En cualquier caso, afrontar un final, como en la vida, no tiene por qué ser algo malo ni mucho menos definitivo. Es muy doloroso que acabe una serie, y más si lo hace como tú no quieres que acabe, porque tu recién adquirida orfandad no encontrará padres adoptivos que merezcan la pena. O eso nos pensamos siempre. Lo normal es que existan cosas como mínimo tan buenas como lo que acabamos de ver, y en caso xontrario, lo bueno que tiene lo audiovisual, igual que la música, la pintura, los libros, es que puede que sus autores mueran, pero sus obras son inmortales, podemos recurrir a ellas siempre que nos plazca, y los finales serán una parte más, porque sin muerte no hay vida, sin final no hay principio. Rememorar las películas o series que más me han impresionado, que me han dejado una huella imborrable y me acompañarán siempre, es como rememorar la esencia de las mismas y todo lo que conllevan.

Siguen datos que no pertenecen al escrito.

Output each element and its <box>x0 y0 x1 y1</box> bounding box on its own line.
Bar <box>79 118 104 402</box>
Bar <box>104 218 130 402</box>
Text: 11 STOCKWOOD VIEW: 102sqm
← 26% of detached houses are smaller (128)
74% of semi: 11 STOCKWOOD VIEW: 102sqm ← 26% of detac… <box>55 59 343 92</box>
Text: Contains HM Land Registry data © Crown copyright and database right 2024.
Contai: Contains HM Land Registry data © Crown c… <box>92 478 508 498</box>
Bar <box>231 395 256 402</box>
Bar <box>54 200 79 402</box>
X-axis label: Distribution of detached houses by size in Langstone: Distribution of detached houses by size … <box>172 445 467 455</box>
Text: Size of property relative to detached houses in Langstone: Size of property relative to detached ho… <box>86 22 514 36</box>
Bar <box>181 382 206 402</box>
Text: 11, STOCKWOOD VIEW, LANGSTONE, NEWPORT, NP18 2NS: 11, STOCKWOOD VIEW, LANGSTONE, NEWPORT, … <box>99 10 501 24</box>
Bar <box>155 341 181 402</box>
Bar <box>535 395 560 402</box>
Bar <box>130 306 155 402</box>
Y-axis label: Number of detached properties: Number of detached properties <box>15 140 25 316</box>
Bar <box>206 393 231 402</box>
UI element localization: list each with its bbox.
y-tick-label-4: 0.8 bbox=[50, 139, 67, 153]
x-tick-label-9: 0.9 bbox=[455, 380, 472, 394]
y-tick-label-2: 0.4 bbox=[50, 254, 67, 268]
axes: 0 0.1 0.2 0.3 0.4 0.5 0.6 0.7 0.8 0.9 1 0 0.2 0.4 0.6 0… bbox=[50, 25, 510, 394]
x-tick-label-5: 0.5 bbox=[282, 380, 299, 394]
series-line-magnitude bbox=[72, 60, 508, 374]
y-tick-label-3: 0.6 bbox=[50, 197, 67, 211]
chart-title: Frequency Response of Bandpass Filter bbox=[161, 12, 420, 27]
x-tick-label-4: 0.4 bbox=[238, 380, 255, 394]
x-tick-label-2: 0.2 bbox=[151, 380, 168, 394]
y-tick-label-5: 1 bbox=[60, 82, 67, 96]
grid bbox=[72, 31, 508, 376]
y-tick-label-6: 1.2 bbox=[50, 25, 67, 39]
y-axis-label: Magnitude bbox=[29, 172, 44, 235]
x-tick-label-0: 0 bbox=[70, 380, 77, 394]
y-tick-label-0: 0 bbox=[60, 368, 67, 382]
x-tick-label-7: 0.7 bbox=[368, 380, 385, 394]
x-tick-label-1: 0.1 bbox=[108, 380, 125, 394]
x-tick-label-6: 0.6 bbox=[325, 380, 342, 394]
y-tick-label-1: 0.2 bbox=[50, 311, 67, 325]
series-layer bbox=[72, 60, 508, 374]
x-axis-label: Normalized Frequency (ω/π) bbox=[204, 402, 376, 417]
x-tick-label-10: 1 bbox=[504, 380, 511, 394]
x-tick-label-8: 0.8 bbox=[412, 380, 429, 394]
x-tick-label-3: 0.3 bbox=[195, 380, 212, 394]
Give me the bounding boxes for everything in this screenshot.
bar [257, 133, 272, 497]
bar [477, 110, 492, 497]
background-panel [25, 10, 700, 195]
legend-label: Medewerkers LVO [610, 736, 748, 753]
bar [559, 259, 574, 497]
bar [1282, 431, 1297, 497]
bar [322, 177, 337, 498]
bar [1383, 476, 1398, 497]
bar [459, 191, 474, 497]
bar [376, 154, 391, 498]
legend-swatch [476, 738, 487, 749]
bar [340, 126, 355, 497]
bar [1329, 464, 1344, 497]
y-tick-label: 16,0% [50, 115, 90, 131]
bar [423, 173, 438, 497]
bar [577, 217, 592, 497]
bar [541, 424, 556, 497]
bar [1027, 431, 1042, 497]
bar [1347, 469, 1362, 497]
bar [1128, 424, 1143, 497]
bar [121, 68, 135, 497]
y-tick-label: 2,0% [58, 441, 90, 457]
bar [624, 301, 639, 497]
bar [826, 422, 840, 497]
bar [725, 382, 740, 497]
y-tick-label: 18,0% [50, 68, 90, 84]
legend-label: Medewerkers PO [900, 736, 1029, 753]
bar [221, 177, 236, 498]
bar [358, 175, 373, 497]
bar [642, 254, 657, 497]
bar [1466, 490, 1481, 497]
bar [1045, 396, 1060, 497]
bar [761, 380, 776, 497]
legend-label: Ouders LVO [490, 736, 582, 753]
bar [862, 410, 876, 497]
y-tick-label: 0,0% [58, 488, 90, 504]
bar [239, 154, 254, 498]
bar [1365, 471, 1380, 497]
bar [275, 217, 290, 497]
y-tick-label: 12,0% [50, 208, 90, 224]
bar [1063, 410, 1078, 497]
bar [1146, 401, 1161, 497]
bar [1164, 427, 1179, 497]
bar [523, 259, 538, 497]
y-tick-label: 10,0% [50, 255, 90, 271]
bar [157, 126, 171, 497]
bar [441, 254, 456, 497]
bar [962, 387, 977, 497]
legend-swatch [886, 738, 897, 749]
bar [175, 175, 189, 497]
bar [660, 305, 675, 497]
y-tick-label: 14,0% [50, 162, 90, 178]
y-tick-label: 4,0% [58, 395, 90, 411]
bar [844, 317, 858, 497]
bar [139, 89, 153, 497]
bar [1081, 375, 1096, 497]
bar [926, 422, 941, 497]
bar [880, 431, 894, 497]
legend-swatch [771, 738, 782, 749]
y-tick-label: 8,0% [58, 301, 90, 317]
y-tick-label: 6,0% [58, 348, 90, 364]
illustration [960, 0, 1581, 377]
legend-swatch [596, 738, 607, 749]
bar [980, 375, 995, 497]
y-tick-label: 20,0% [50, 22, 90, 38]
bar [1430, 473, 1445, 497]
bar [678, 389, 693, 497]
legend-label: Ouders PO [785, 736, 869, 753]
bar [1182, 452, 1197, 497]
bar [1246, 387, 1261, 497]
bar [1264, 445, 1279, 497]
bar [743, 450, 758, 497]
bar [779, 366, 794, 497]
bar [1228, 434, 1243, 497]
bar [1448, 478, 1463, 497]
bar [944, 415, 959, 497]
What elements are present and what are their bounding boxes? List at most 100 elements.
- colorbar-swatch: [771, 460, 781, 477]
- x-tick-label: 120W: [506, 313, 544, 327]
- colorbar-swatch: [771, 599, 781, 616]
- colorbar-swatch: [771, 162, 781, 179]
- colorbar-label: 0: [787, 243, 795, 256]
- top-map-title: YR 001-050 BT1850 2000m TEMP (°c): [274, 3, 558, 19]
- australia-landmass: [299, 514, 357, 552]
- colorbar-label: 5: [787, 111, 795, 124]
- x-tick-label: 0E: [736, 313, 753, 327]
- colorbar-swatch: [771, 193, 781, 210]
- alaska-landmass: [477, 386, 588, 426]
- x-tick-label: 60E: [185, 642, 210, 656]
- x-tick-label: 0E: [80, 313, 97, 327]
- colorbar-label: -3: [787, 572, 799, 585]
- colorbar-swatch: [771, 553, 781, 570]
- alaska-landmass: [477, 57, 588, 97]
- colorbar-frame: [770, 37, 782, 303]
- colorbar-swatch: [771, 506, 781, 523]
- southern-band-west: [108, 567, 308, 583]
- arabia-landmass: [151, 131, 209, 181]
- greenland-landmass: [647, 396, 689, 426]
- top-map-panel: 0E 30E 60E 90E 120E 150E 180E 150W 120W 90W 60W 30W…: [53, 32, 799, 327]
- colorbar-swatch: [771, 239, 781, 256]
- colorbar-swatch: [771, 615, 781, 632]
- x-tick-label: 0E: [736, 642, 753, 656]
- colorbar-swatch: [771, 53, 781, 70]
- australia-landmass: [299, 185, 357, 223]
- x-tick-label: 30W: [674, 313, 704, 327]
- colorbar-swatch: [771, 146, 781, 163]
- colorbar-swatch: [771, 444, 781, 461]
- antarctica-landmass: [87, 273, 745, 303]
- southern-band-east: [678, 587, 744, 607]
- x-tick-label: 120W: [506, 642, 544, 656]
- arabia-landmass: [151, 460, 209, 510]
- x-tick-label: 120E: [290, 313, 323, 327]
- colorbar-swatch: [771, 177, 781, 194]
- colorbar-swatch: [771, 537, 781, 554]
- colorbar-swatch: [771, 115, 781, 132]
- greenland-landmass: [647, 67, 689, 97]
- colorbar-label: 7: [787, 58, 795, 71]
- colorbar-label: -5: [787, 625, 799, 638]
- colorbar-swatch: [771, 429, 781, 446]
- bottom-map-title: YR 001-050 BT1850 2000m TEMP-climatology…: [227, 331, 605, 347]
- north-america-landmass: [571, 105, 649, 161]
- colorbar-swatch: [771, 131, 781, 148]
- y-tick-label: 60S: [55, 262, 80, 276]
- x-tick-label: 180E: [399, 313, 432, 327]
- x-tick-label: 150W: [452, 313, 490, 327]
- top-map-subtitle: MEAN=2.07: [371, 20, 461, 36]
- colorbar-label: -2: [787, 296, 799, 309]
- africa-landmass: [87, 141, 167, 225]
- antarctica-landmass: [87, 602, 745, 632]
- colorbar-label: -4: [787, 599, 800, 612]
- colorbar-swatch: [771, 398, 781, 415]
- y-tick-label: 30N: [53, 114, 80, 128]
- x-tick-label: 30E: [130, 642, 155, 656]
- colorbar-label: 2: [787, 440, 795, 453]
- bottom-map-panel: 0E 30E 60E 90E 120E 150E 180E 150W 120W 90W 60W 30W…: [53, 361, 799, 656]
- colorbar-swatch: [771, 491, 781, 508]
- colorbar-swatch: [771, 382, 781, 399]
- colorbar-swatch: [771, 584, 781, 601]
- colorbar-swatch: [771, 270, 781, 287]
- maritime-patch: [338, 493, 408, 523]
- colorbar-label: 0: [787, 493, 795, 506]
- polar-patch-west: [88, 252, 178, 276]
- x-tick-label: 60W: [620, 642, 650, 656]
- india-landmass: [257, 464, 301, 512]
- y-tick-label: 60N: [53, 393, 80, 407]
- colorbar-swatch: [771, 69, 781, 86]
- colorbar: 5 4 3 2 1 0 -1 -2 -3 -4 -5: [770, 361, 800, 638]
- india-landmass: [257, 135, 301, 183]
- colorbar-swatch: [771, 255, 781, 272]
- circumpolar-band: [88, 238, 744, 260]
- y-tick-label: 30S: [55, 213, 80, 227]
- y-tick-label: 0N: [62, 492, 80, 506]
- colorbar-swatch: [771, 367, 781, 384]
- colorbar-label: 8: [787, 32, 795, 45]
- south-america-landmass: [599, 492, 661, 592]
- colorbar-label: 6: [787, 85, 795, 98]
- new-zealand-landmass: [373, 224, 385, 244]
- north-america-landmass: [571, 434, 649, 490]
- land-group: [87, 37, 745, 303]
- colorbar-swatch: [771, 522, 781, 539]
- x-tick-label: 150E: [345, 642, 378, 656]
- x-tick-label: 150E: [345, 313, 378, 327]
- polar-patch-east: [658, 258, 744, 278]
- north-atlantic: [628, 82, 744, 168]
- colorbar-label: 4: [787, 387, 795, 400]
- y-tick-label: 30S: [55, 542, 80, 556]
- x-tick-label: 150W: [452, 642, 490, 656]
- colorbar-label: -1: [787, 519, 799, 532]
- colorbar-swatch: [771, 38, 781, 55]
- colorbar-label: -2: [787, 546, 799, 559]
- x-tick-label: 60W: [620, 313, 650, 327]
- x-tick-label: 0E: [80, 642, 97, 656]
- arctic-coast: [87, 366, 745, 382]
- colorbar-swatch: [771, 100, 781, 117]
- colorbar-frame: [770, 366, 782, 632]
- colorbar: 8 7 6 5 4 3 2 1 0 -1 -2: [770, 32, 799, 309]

Hablando de los autores que refería al principio, auténticos maestros, en el caso de John Ford, de sus películas icónicas el final más comentado y alabado por la crítica de siempre es el de Centauros del desierto, el lirismo de esa puerta que se cierra y que al principio de la película se abría. Es de una maestría que sobrecoge, pero su autor siempre pasó de las alabanzas de los críticos: "Solo son puertas abriéndose y cerrándose, no sé lo que dice esta gente" (esto no es literal, pero imagino a este señor pronunciar tales palabras). A la hora de contar finales (y cine en general), creo que no conozco a mejor artista de los diálogos que Billy Wilder, señor que tiene un puñado de películas perfectas, y tres que tienen un cierre incomparable, único en su especie. Son El crepúsculo de los dioses, Con faldas y a lo loco y El apartamento. Quien no las haya visto, no sé que a está esperando. Ver estas películas en un cine, a ser posible en sesión continua, tiene que ser algo cercano a esa idea tan etérea que llaman felicidad.